WASHINGTON, D.C. – June 25, 2012 – (RealEstateRama) — A newly released survey shows that more than half of all U.S. homes with a mortgage are underwater or owe more on their homes than the current value of their property. The study, which was conducted by Housing Predictor.com is the strongest indicator yet that efforts made by the Obama administration are doing little to aid U.S. homeowners in the worst housing downturn since the Great Depression.
Some 54% of those surveyed said their homes are underwater on their mortgages. Other surveys, including a poll conducted by Zillow researchers at the end of March have found an increasing number of homeowners underwater. The survey covered urban centers in the U.S. and showed that nearly one-out-of-three homeowners were underwater.
The higher Housing Predictor survey means than more than 27 million homeowners are underwater. The housing market has almost $4 trillion in negative equity, according to Federal Reserve Bank economist William Emmons of St. Louis. Emmons says it would take $3.7 trillion to get homeowners on a level playing field with mortgage debt.
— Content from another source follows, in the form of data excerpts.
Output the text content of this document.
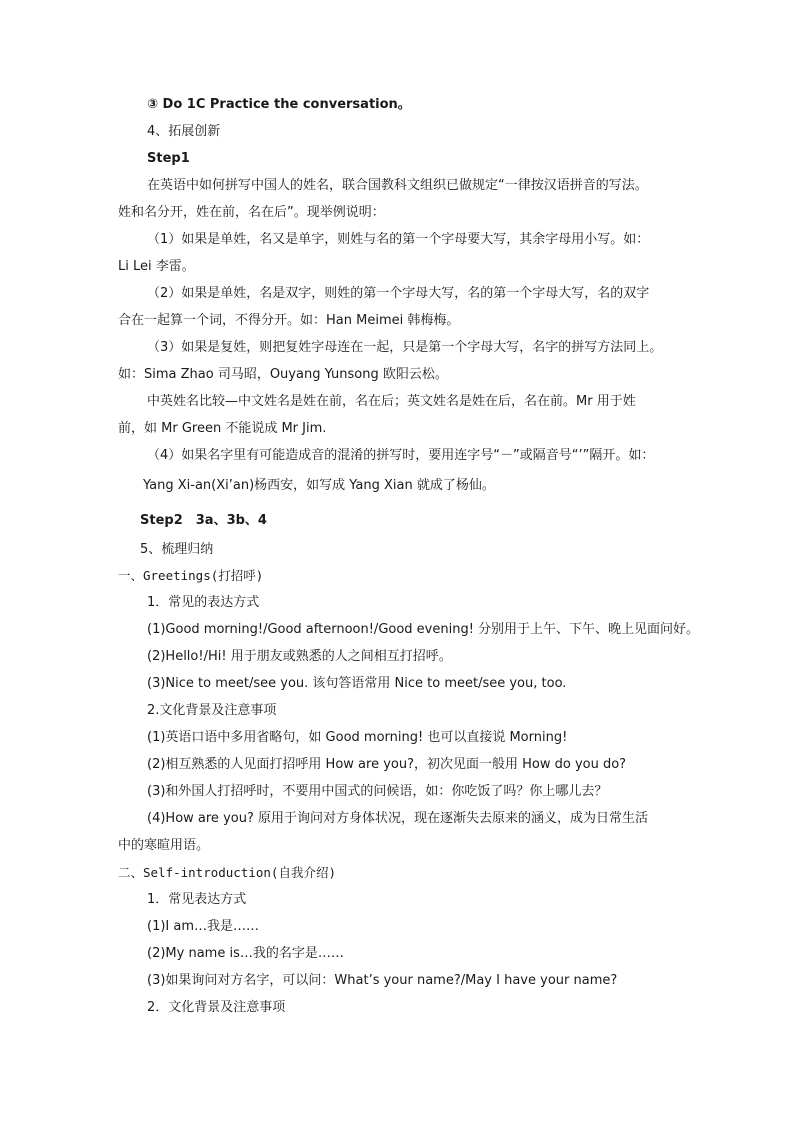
③ Do 1C Practice the conversation。
4、拓展创新
Step1
在英语中如何拼写中国人的姓名，联合国教科文组织已做规定“一律按汉语拼音的写法。
姓和名分开，姓在前，名在后”。现举例说明：
（1）如果是单姓，名又是单字，则姓与名的第一个字母要大写，其余字母用小写。如：
Li Lei 李雷。
（2）如果是单姓，名是双字，则姓的第一个字母大写，名的第一个字母大写，名的双字
合在一起算一个词，不得分开。如：Han Meimei 韩梅梅。
（3）如果是复姓，则把复姓字母连在一起，只是第一个字母大写，名字的拼写方法同上。
如：Sima Zhao 司马昭，Ouyang Yunsong 欧阳云松。
中英姓名比较—中文姓名是姓在前，名在后；英文姓名是姓在后，名在前。Mr 用于姓
前，如 Mr Green 不能说成 Mr Jim.
（4）如果名字里有可能造成音的混淆的拼写时，要用连字号“－”或隔音号“’”隔开。如：
Yang Xi-an(Xi’an)杨西安，如写成 Yang Xian 就成了杨仙。
Step2　3a、3b、4
5、梳理归纳
一、Greetings(打招呼)
1．常见的表达方式
(1)Good morning!/Good afternoon!/Good evening! 分别用于上午、下午、晚上见面问好。
(2)Hello!/Hi! 用于朋友或熟悉的人之间相互打招呼。
(3)Nice to meet/see you. 该句答语常用 Nice to meet/see you, too.
2.文化背景及注意事项
(1)英语口语中多用省略句，如 Good morning! 也可以直接说 Morning!
(2)相互熟悉的人见面打招呼用 How are you?，初次见面一般用 How do you do?
(3)和外国人打招呼时，不要用中国式的问候语，如：你吃饭了吗？你上哪儿去？
(4)How are you? 原用于询问对方身体状况，现在逐渐失去原来的涵义，成为日常生活
中的寒暄用语。
二、Self-introduction(自我介绍)
1．常见表达方式
(1)I am…我是……
(2)My name is…我的名字是……
(3)如果询问对方名字，可以问：What’s your name?/May I have your name?
2．文化背景及注意事项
The resounding survey figures are being released despite improvements in many areas of the country, with housing markets in 70 U.S. cities either improving or forecast to improve by the end of the year. Cities in the Mid-West, including Kansas and Nebraska and many areas in especially hard hit markets are already witnessing home value increases, including Miami and Tampa, Florida.
Housing Predictor regularly surveys consumers on issues closely related to the real estate industry, monitors and issues forecasts on more than 230 U.S. cities housing markets and offers the latest mortgage rates and real estate news.